En recherchant la nature et la valeur de la connaissance historique, l'ouvrage rejette le positivisme de l'école historique méthodique[10],[11], notamment de Langlois et Seignobos, tout autant que les philosophies de l'histoire, qui asservissent l'historien à un système ou une loi[11]. L'auteur, « historien de métier, [qui] parle en philosophe » veut leur substituer une philosophie critique de l'histoire[11].
Il s'inspire ainsi des travaux de Lucien Febvre, Marc Bloch, et Wilhelm Dilthey[12].
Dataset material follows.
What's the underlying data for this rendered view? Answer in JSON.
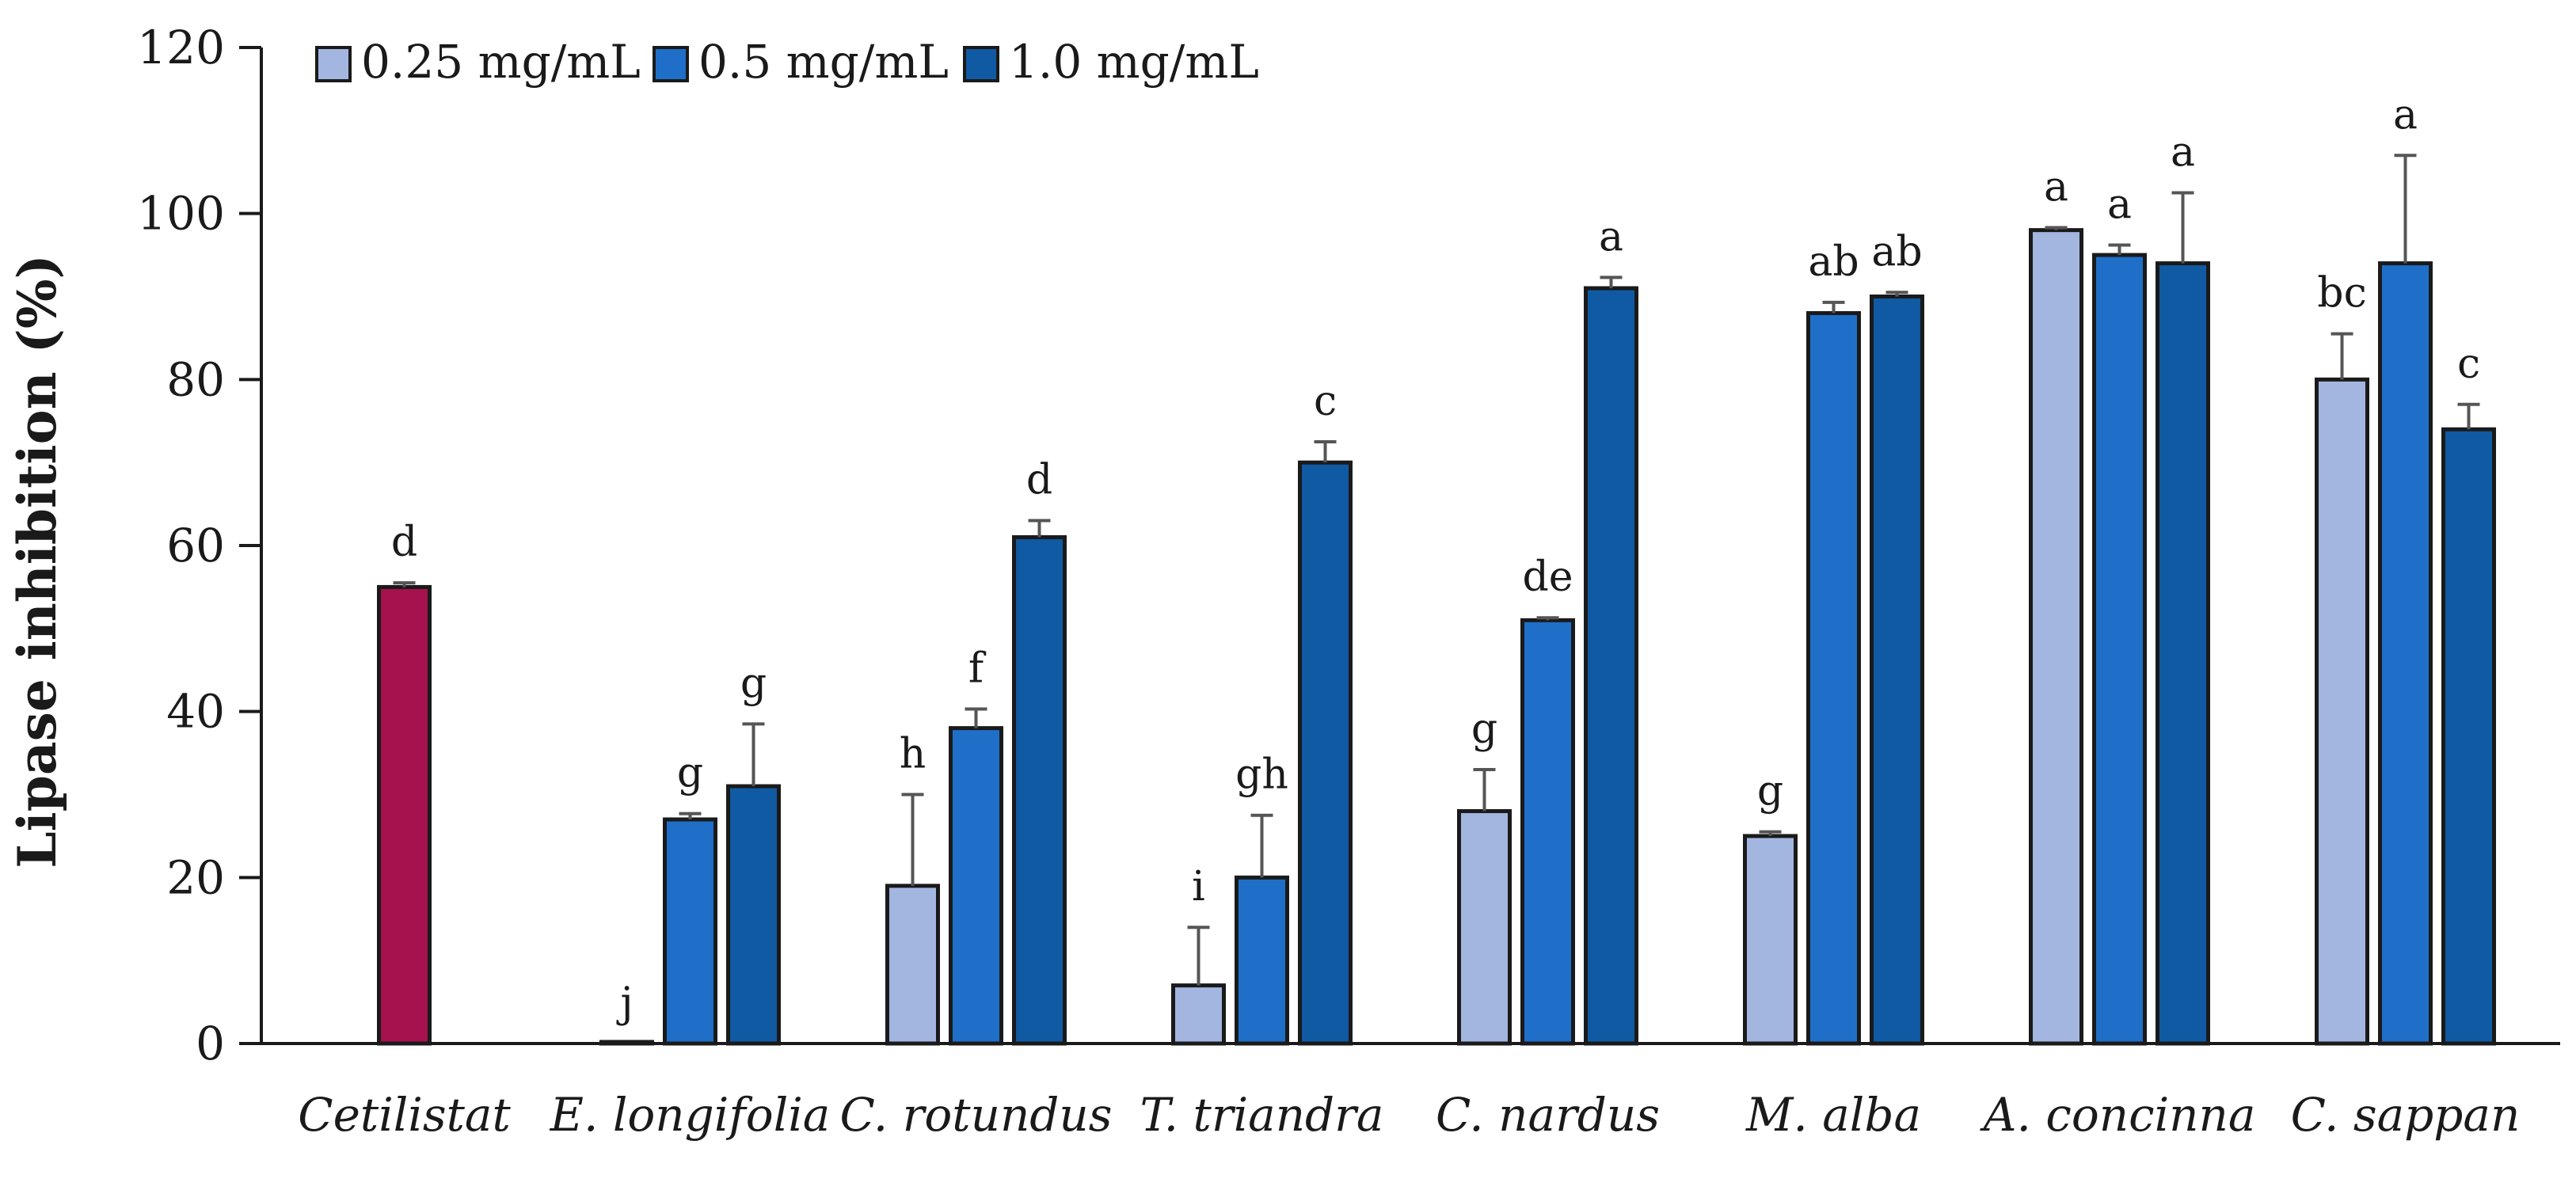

Pour Marrou, l'historien ne trouve pas l'histoire toute faite dans l'analyse des sources, mais la construit, par un « acte de foi », après enquête rationnelle[13]. Pour Marrou,
« Qu'est-ce donc que l'histoire ? Je proposerai de répondre : l'histoire est la connaissance du passé humain. L'utilité pratique d'une telle définition est de résumer dans une brève formule l'apport des discussions et gloses qu'elle aura provoquées. Commentons-la : nous dirons connaissance et non pas, comme tels autres, « narration du passé humain », ou encore « œuvre littéraire visant à le retracer » ; sans doute, le travail historique doit normalement aboutir à une œuvre écrite (...), mais il s'agit là d'une exigence de caractère pratique (la mission sociale de l'historien...) : de fait, l'histoire existe déjà, parfaitement élaborée dans la pensée de l'historien avant même qu'il l'ait écrite ; quelles que puissent être les interférences des deux types d'activité, elles sont logiquement distinctes. Nous dirons connaissance et non pas, comme d'autres, « recherche » ou « étude » (bien que ce sens d'« enquête » soit le sens premier du mot grec istoria), car c'est confondre la fin et les moyens ; ce qui importe c'est le résultat atteint par la recherche : nous ne la poursuivrions pas si elle ne devait pas aboutir ; l'histoire se définit par la vérité qu'elle se montre capable d'élaborer. Car, en disant connaissance, nous entendons connaissance valide, vraie : l'histoire s'oppose par là à ce qui serait, à ce qui est représentation fausse ou falsifiée, irréelle du passé, à l'utopie à l'histoire imaginaire (...), au roman historique, au mythe, aux traditions populaires ou aux légendes pédagogiques — ce passé en images d'Epinal que l'orgueil des grands Etats modernes inculque, dès l'école primaire, à l'âme innocente de ses futurs citoyens. »[14]
— Henri-Irénée Marrou, De la connaissance historique, pp. 32-33
Le rapport de l'historien à son objet d'étude devient essentiel : l'histoire est bien du passé objectivement enregistré, mais également et nécessairement une intervention de l'historien et de son présent, elle est donc « un rapport de ce passé à ce présent »[9].
Table des matières
- Introduction : La philosophie critique de l'histoire
- I. L'histoire comme connaissance
- II. L'histoire est inséparable de l'historien
- III. L'histoire se fait avec des documents
- IV. Conditions et moyens de la compréhension
- V. Du document au passé
- VI. L'usage du concept
- VII. L'explication et ses limites
- VIII. L'existentiel en histoire
- IX. La vérité de l'histoire
- X. L'utilité de l'histoire
- Conclusion : l'œuvre historique[15].